The Department of Home Affairs and the Australian Border Force did not respond to a request for information highlighting key issues and concerns regarding re-detention from lawyers ahead of issuing these letters.
It is incumbent upon the Minister to act immediately to resolve the status of people at risk of re-detention, by immediately deciding their revocation requests or exercising her detention intervention powers to provide for their release into the community.
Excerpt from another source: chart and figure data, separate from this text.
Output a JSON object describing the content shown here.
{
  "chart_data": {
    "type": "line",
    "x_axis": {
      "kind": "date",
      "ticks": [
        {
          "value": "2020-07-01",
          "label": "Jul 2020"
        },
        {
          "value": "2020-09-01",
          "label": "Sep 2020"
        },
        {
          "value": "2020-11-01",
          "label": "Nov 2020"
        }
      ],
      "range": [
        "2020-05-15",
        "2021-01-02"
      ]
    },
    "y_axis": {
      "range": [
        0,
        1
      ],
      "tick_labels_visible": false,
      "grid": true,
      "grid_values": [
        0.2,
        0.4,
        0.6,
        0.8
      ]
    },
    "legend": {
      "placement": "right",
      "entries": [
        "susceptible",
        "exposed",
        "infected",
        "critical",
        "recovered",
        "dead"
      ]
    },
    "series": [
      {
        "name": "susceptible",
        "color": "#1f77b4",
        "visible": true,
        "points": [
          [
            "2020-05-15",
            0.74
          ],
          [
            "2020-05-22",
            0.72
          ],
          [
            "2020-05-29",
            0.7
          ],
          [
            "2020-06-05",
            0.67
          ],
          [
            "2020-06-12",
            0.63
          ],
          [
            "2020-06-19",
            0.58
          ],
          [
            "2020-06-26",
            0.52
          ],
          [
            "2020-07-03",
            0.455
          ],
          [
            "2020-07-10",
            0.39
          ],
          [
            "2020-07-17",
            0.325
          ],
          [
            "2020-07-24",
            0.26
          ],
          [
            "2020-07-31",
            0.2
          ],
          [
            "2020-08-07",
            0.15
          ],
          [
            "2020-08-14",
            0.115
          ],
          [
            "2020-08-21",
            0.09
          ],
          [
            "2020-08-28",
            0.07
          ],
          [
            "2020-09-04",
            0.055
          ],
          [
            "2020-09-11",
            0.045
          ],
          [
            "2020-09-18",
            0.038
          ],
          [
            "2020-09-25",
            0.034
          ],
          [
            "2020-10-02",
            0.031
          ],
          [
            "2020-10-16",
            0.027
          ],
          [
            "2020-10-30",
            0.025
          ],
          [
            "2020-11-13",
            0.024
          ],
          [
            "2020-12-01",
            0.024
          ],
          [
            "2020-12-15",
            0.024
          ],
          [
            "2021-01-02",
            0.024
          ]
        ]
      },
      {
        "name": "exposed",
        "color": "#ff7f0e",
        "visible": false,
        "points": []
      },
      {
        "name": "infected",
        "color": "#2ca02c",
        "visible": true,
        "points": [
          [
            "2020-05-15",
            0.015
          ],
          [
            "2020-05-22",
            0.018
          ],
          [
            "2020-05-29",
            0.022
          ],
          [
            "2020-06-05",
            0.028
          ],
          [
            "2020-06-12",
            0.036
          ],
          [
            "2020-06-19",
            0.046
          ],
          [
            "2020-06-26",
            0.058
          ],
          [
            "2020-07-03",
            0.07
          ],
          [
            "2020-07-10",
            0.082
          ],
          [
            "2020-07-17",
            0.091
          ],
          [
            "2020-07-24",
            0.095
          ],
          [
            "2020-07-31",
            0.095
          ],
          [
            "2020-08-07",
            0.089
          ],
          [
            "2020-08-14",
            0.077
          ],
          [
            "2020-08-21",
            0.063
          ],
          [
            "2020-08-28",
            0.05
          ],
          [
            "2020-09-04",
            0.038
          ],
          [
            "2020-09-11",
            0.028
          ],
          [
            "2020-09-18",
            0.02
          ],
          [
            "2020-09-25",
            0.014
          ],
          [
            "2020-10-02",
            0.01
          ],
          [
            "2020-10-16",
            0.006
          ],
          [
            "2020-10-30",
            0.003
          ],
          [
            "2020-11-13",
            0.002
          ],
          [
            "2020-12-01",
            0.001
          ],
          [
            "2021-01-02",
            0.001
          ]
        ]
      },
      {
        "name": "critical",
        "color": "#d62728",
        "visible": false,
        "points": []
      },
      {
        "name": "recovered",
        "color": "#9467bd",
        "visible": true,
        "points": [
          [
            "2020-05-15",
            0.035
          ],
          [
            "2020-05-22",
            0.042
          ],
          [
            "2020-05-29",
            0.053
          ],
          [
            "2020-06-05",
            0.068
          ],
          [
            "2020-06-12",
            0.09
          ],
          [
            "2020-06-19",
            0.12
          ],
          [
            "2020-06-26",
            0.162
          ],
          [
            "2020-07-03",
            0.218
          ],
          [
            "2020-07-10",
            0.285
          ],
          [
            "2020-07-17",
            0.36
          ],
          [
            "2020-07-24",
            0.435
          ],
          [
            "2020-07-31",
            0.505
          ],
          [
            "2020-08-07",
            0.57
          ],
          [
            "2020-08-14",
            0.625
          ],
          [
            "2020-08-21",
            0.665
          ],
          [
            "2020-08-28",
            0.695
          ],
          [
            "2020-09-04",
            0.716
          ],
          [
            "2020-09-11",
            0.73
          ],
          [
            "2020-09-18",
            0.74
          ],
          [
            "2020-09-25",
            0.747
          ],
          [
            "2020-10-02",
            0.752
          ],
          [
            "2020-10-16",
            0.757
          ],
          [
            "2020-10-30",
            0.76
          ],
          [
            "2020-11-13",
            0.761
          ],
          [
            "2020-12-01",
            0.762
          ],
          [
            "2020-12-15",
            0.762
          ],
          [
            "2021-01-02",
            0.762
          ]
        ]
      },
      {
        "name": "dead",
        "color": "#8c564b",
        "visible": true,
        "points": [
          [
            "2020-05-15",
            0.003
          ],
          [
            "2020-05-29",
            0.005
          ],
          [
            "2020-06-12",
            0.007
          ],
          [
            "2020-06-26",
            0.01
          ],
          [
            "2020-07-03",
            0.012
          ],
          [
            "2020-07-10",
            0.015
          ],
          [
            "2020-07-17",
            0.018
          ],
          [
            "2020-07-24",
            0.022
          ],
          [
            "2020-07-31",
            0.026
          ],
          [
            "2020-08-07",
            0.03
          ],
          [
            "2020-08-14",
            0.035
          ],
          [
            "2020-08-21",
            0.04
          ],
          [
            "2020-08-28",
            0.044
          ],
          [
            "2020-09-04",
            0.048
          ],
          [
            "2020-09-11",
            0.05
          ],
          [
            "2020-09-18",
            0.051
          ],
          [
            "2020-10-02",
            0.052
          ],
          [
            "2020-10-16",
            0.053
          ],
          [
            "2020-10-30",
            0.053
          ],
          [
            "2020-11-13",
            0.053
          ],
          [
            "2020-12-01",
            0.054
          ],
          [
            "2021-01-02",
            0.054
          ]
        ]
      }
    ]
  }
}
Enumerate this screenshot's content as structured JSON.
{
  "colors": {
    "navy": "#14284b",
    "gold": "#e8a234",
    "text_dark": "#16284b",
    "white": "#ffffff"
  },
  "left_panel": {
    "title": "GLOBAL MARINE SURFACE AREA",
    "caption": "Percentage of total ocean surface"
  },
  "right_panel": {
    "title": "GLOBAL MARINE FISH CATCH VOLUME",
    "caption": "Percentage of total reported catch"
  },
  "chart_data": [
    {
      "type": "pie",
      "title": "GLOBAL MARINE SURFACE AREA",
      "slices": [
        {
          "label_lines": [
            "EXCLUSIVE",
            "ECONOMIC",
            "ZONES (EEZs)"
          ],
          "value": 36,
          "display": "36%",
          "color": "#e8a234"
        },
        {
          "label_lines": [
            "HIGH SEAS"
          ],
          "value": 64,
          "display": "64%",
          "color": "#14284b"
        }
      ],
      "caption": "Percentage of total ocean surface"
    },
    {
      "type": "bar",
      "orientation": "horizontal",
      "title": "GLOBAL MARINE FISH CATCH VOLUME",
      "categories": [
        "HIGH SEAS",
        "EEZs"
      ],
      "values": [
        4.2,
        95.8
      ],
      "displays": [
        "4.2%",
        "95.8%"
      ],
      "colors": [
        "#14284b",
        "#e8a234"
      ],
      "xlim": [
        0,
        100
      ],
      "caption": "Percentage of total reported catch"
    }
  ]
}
Rachel Saravanamuthu, Senior Solicitor – Legal Advocacy at ASRC, said: “These are some of the hardest conversations I’ve ever had with clients. People have just begun to rebuild their lives – reunite with family, start new jobs and have hope for their future. All of their dreams have been ripped away so suddenly and they are devastated. They have already endured a traumatic visa cancellation process and protracted time in detention, and now have to experience this all over again which is particularly cruel. The government must stop playing with people’s lives.”
Alison Battisson, Director Principal Human Rights for All, said: “On Friday morning I had phone calls asking where loved ones had gone. I had calls from young men at work wondering how they would tell their mums they could be taken again. They were asking what they had done wrong. I had to explain they had done nothing wrong, only that a new law was created which captured them but didn’t consider their individual circumstances. And so they were liable to be detained in an immigration prison again.”